President Donald Trump is in a tight spot, behind in national polls and barely ahead in Texas, where no Democrat has won a presidential race since 1976. When he said the other day that “nobody likes me,” nobody disagreed with him.
His situation sets the environment for Republicans and Democrats up and down the November ballot in Texas. If the Republican president does well, that’s probably to the benefit of other Republicans on the ballot, even if the state doesn’t have straight-ticket voting anymore. If he does poorly, it could spell a good day for the Democrats. And in an election where a half dozen seats in Congress and the Republican majority in the Texas House are at stake, the top candidate’s performance is critical.

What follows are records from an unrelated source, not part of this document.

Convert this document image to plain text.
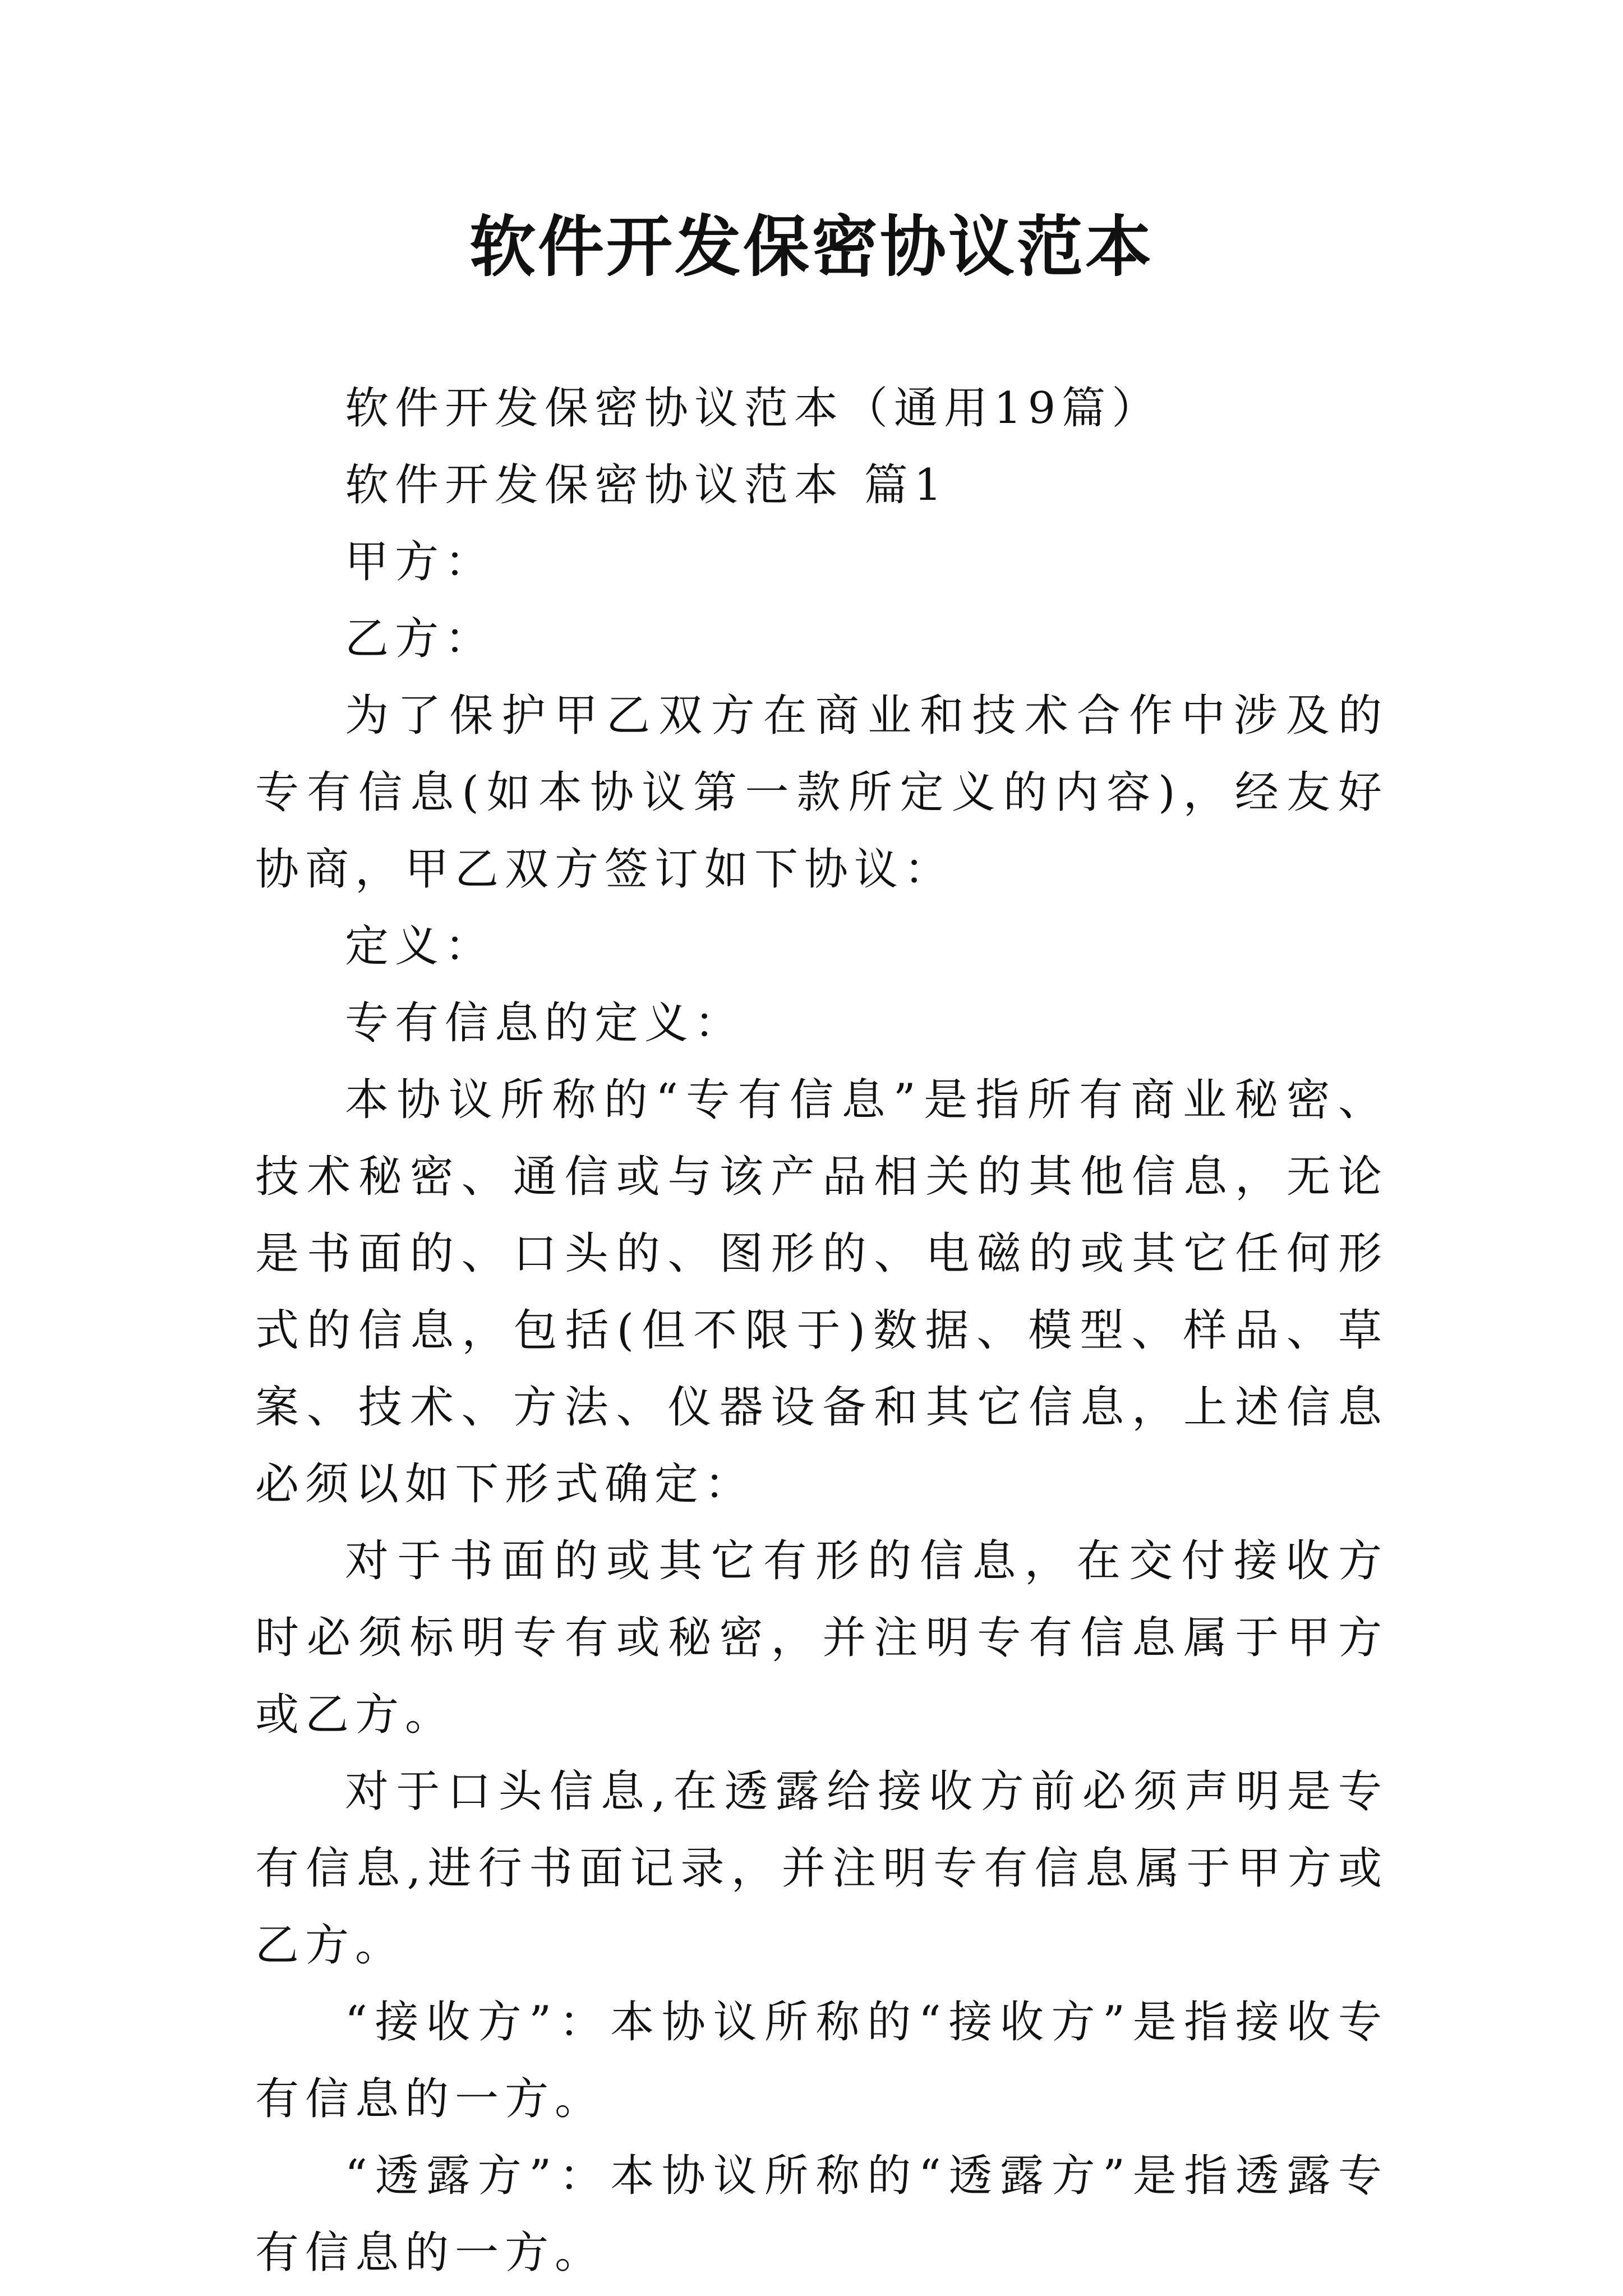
软件开发保密协议范本

软件开发保密协议范本（通用19篇）

软件开发保密协议范本 篇1

甲方：

乙方：

为了保护甲乙双方在商业和技术合作中涉及的专有信息(如本协议第一款所定义的内容)，经友好协商，甲乙双方签订如下协议：

定义：

专有信息的定义：

本协议所称的“专有信息”是指所有商业秘密、技术秘密、通信或与该产品相关的其他信息，无论是书面的、口头的、图形的、电磁的或其它任何形式的信息，包括(但不限于)数据、模型、样品、草案、技术、方法、仪器设备和其它信息，上述信息必须以如下形式确定：

对于书面的或其它有形的信息，在交付接收方时必须标明专有或秘密，并注明专有信息属于甲方或乙方。

对于口头信息,在透露给接收方前必须声明是专有信息,进行书面记录，并注明专有信息属于甲方或乙方。

“接收方”：本协议所称的“接收方”是指接收专有信息的一方。

“透露方”：本协议所称的“透露方”是指透露专有信息的一方。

On Thursday morning, the president retreated to his safe space — Twitter — where he ruminated on the impending election that could make him the first one-term president in almost three decades.
That sent a shudder through the political world. Democrats predictably started hacking away — or continued hacking away — at Trump. But Republicans, who’ve been very cautious about creating any distance between themselves and a president with strong support from their party’s voters, made room for themselves this time.
You can’t delay an election with a tweet, and you can’t delay one from the White House, either. That’s not what this is about. Trump is feeding doubts about the reliability and trustworthiness of U.S. elections, leaning on urban legends about the frequency of voter fraud — yes, it exists, and no, it’s not pervasive. Those doubts support the notion that any election that doesn’t reelect the incumbent is illegitimate.
But doubts like that don’t start and stop with the presidential race. Everybody on the ballot — winners and losers — agrees to accept the results when they enter the contest.
Trump isn’t proposing to get rid of mail ballots. He casts them himself. He’s making a false distinction between absentee ballots, which are cast in the mail, and universal voting by mail, which is a version of the same process, with different rules about who is eligible.
But this is clearly a threat to the system we use to choose the people who represent us. Want to knock over a building? Destroy the foundation. Want to tear down a democracy? Destroy confidence in free elections.
It’s disquieting when the kooky stuff in politics comes straight from the top.
There are always people like U.S. Rep. Louie Gohmert, R-Tyler, who thrive on flagrant nonsense and outlandish skylarking; he’s the congressman who speculated that wearing a mask is what infected him with COVID-19. But he’s also just one of 535 members of Congress, and hardly the only one saying strange things all the time.
But the system almost always sorts seeds from stems on the way to the top. The 2016 election, starting in the Republican primary, didn’t do that. One refrain from that contest — that here, finally, was a candidate who wasn’t afraid to burn it all down — was dead on.
The voters who wanted to kick the establishment aren’t upset about the president’s tweeting.
The voters who thought any Republican at all would be better than Hillary Clinton kicked their problems down the road and now confront the consequence.
If Trump were to lose the general election while successfully planting widespread doubts about the results, he’d be leaving the country in shambles for his successor — and for anyone elected to Congress or a state legislature in what could then be framed as a shady election that put illegitimate officials in place.
If he’s not winning, nobody’s winning. He’s willing to risk the whole establishment of government to prove it.
That’s not a new story in history, but it’s new to us.